London. A good 'un. Good crowd. Bob almost chatty. That was the second time he managed more than "we're going to take a short break." Nice to hear a big PA but I still liked the sound better from the monitors... easier to follow the different lines. That and it's great to look up Bob Weir's nostrils real close up and think 'wow, it's Bob.' Mark Karan is very good. He isn't afraid to play lines that sound Garcia-ish so his playing has a naturalness about it. Bass is excellent, he really should lead some in improvised sections, the DnB is great. Jeff Chimenti on piano is in the right place all the time and really lets rip on rock and roll songs. I like the addition of sax although sometimes less is more. Anyone else think Kenny looks like that bloke out of Third Rock From The Sun (especially when he closes his eyes & does the embouchure)?

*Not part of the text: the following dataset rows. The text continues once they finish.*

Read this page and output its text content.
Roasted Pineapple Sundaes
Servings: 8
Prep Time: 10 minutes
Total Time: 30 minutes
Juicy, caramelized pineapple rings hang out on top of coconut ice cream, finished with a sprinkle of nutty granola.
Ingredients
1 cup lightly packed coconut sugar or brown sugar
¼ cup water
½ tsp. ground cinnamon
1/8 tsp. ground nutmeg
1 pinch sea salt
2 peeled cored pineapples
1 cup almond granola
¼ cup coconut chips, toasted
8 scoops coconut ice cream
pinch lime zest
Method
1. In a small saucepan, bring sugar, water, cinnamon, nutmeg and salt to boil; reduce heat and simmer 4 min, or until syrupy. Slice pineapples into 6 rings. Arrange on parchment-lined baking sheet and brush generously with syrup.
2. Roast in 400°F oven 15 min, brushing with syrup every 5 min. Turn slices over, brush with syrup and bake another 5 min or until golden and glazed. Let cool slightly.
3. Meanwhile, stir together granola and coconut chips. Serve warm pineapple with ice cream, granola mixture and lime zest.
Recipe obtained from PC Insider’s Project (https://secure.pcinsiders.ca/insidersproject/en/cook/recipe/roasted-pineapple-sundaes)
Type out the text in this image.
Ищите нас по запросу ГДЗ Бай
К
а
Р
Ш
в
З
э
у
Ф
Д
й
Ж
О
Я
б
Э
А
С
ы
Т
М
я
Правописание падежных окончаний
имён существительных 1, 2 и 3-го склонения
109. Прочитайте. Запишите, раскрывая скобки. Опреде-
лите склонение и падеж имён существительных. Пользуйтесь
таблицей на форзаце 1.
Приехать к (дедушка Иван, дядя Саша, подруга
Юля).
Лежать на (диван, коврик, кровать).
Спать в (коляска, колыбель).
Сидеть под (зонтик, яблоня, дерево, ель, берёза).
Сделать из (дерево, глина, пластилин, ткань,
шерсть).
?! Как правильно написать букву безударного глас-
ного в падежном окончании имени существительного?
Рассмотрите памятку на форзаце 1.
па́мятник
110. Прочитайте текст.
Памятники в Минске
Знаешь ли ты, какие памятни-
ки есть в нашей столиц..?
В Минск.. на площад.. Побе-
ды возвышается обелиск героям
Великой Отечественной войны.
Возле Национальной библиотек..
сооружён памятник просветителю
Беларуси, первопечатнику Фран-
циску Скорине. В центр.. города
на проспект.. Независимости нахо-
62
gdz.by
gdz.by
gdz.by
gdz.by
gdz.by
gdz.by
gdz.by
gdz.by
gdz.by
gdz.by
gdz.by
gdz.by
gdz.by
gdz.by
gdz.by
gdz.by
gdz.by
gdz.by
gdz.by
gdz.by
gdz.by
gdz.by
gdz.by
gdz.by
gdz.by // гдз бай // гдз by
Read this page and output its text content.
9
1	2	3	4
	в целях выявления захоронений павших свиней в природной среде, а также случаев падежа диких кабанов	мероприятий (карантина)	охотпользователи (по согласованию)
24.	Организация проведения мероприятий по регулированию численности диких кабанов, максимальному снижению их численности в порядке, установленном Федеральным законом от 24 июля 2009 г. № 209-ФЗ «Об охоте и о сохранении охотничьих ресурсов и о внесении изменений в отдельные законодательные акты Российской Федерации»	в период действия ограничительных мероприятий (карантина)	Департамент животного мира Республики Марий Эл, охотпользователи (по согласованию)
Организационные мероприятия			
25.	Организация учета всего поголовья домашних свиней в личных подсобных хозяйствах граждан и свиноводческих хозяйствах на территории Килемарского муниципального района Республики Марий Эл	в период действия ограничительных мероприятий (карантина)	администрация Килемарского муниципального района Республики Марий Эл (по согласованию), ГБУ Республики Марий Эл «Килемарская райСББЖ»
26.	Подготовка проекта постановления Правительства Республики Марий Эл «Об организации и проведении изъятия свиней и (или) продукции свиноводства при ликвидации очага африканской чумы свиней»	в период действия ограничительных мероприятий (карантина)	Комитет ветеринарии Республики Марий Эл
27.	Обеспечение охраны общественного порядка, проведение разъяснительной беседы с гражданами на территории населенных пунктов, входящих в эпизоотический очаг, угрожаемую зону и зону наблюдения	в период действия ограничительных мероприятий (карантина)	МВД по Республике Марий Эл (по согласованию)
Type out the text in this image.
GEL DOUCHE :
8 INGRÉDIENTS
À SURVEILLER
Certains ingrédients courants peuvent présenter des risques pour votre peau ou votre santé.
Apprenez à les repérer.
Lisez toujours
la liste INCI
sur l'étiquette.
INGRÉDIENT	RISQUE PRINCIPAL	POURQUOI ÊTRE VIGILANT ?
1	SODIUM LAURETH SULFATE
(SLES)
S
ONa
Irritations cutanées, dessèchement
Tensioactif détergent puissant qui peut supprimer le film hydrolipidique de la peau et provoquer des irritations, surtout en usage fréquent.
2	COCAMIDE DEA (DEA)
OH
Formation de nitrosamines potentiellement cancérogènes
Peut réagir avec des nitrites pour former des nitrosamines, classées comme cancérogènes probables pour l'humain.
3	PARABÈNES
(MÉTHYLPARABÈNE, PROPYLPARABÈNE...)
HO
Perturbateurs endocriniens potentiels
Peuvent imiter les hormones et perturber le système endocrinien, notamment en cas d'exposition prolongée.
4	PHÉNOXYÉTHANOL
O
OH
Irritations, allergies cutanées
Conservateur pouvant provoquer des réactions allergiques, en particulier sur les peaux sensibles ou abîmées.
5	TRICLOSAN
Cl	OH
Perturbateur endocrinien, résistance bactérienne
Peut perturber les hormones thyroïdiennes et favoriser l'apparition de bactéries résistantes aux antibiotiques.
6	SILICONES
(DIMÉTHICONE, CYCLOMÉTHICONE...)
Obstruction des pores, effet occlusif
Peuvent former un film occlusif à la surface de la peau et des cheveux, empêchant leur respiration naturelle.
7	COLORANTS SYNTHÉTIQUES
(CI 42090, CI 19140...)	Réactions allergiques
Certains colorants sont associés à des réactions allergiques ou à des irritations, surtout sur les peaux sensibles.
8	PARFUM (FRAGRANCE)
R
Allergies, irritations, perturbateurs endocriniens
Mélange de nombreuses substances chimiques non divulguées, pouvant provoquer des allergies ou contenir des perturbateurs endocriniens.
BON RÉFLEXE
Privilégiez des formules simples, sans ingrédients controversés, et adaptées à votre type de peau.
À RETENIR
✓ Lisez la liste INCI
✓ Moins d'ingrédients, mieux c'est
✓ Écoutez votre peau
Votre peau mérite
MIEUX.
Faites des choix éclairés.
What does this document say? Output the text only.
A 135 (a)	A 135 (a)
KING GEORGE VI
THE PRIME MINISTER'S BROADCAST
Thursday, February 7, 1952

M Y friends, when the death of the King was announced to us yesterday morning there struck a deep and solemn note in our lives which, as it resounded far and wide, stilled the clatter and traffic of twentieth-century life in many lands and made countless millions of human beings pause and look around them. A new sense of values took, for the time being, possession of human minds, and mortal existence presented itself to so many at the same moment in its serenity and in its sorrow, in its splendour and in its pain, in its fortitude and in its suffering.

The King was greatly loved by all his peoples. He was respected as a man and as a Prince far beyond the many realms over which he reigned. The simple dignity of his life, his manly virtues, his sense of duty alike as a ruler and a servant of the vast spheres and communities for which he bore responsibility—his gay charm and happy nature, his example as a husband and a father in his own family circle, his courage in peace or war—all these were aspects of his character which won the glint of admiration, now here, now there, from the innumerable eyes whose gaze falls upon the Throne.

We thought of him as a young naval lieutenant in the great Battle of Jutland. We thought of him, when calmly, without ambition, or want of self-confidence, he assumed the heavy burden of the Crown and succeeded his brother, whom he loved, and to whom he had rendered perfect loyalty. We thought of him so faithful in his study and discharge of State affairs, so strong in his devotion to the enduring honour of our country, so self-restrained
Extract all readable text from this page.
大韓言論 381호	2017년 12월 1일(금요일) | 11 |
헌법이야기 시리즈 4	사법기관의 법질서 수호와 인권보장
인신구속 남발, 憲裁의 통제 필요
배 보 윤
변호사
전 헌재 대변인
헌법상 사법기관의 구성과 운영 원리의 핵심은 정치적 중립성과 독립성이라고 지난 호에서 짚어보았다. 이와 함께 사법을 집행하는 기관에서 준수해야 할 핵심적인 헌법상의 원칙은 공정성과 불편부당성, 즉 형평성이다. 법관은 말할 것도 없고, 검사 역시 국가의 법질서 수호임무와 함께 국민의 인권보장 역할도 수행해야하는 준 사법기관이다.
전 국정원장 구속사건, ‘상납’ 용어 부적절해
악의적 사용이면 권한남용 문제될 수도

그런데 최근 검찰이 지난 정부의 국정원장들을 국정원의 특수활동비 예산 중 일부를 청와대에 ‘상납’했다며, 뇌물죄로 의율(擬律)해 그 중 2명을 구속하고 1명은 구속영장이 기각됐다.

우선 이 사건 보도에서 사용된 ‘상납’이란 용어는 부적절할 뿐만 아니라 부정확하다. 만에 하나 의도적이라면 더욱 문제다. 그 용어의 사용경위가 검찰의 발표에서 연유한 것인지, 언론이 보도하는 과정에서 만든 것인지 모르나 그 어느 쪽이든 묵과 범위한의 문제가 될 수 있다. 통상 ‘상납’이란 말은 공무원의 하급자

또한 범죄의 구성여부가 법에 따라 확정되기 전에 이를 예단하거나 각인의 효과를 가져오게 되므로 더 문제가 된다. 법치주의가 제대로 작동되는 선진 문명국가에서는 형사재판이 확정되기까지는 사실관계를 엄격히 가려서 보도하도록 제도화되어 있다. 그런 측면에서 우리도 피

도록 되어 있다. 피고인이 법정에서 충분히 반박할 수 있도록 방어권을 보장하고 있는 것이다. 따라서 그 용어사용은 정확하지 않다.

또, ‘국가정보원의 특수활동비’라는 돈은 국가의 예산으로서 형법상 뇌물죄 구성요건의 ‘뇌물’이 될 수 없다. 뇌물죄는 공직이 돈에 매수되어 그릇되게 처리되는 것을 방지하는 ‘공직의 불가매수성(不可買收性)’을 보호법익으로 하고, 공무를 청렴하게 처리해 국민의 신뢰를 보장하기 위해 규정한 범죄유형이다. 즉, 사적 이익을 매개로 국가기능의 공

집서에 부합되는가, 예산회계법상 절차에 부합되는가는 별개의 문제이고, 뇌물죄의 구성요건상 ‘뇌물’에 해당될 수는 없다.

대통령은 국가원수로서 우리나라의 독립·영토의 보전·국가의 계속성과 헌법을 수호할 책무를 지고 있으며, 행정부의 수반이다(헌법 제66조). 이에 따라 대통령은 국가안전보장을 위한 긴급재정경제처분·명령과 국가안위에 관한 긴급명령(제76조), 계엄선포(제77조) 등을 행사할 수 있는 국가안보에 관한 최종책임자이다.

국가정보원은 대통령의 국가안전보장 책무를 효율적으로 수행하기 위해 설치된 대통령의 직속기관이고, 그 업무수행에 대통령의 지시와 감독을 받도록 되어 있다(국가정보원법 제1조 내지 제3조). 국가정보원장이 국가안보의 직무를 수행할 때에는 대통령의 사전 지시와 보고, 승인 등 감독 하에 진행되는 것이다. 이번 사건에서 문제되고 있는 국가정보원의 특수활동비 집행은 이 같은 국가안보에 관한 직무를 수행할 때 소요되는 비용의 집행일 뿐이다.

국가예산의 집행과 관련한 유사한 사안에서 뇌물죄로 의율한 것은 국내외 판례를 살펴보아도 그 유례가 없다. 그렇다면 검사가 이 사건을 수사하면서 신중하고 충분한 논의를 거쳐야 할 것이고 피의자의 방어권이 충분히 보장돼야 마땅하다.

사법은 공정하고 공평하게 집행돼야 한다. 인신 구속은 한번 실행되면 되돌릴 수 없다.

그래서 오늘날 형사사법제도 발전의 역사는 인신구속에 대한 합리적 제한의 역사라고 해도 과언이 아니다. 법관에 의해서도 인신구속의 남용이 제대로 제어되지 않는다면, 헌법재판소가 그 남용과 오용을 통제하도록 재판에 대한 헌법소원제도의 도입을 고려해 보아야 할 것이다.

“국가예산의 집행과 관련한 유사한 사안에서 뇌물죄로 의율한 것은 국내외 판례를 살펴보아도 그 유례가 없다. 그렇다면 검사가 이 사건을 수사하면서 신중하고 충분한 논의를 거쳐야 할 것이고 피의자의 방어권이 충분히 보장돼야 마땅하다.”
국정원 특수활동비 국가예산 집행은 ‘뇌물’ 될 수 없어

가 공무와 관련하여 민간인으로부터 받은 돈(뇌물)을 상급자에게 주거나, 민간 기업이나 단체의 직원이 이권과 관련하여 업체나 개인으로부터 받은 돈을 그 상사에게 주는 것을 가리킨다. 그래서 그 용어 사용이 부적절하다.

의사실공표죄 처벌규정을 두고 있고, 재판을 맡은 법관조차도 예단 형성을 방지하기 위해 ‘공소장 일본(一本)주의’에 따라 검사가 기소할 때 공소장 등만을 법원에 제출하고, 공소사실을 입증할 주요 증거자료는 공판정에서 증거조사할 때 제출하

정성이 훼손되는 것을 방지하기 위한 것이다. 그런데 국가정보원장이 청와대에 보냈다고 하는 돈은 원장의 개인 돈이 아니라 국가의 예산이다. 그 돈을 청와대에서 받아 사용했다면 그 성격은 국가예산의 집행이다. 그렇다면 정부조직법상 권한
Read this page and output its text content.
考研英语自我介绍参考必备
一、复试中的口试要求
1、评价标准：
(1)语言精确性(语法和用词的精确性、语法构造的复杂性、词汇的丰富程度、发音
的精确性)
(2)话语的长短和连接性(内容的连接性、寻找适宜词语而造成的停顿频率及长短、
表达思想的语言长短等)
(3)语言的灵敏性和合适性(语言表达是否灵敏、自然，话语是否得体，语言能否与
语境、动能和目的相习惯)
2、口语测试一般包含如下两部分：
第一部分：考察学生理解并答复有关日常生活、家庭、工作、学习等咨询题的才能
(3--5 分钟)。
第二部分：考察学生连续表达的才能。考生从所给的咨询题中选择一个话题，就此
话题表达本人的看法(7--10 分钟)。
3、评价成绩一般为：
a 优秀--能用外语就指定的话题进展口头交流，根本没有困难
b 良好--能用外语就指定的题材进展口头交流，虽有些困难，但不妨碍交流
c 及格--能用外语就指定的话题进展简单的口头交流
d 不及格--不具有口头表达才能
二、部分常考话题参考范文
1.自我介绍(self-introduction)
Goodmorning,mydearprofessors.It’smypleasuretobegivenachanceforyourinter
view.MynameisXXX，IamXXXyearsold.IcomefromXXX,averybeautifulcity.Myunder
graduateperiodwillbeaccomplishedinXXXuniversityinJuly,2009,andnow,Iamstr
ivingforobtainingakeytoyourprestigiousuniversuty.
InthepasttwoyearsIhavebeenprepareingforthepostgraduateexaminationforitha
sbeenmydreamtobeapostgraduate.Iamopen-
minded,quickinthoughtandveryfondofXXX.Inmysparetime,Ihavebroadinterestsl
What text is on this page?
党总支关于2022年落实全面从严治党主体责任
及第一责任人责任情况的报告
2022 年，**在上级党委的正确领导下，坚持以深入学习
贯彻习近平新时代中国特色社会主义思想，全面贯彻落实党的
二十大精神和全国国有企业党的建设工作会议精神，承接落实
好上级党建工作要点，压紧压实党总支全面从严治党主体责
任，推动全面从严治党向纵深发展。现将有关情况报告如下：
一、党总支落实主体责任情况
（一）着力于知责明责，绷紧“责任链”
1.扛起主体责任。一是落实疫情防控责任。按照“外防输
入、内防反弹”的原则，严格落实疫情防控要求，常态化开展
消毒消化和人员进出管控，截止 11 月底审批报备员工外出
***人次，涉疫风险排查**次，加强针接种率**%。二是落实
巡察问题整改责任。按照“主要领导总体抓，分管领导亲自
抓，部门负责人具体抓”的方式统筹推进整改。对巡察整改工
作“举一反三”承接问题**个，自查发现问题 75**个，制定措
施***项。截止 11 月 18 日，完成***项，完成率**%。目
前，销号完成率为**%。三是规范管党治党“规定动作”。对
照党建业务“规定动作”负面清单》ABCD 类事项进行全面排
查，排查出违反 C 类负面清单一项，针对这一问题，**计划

Afterwards, Kenny was kind enough to turn up at the 12 Bar Club for The Cosmic Charlies, London's premiere GD cover band. Teeny tiny venue and loud loud music. Played mostly early GD stuff. I'd thought it'd be a bit much music or a disappointment but once they warmed up they ripped it up for two and a half hours without a break and played some excellent music. They don't strive to copy each GD instrumentalist so they have their own take and their own grace. Stumbled out of there at 2am.
Was it worth all the petrol and concert tickets? Oh yes, I'd do it again. In London I was not far off phoning in sick and heading for Europe. We don't get great chunks of improvisation and seat-of-the-pants playing. What we do get is a number of excellent musicians playing songs we know and love along with songs we don't know but soon like, making great music to dance to. Come back soon Bobby. And bring Phil.